Ah, é um erro doloroso e crasso aquela distinção que os revolucionários estabelecem entre burgueses e povo, ou fidalgos e povo, ou governantes e governados. A distinção é entre adaptados e inadaptados: o mais é literatura, e má literatura.
O mendigo, se é adaptado, pode amanhã ser
rei, porém perdeu com isso a virtude de ser mendigo. Passou
a fronteira e perdeu a nacionalidade.
Isto me consola neste escritório estreito, cujas janelas mal lavadas dão sobre uma rua sem alegria.
Isto me consola [neste escritório estreito], em o qual tenho por irmãos os criadores da consciência do mundo — o dramaturgo atabalhoado William Shakespeare, o mestre-escola John Milton, o vadio Dante Alighieri, (...) e até, se a citação se permite, aquele Jesus Cristo que não foi nada no mundo, tanto que se duvida dele pela história. Os outros são de outra espécie — o conselheiro de estado Johann Wolfgang von Goethe, o senador Victor Hugo, o chefe Lenine, o chefe Mussolini.
Nós na sombra, entre os moços de fretes e os barbeiros, constituímos a humanidade.

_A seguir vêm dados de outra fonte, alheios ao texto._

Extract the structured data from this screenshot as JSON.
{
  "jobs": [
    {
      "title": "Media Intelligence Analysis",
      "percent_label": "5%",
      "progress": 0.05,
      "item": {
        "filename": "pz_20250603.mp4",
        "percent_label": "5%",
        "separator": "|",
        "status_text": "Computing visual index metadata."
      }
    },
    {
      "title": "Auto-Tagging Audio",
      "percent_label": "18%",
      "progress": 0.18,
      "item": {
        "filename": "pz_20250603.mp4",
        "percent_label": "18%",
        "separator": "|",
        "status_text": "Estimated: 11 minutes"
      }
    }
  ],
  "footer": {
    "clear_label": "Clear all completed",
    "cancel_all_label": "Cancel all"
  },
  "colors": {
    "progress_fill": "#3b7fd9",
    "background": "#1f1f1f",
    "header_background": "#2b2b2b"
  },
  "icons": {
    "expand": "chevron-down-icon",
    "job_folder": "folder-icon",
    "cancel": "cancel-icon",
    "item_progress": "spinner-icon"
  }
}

De um lado estão os reis, com o seu prestígio, os imperadores, com a sua glória, os génios, com a sua aura, os santos, com a sua aureóla, os chefes do povo, com o seu domínio, as prostitutas, os profetas e os ricos... Do outro estamos nós — o moço de fretes da esquina, o dramaturgo atabalhoado William Shakespeare, o barbeiro das anedotas, o mestre-escola John Milton, o marçano da tenda, o vadio Dante Alighieri, os que a morte esquece ou consagra, e [a] vida esqueceu sem consagrar.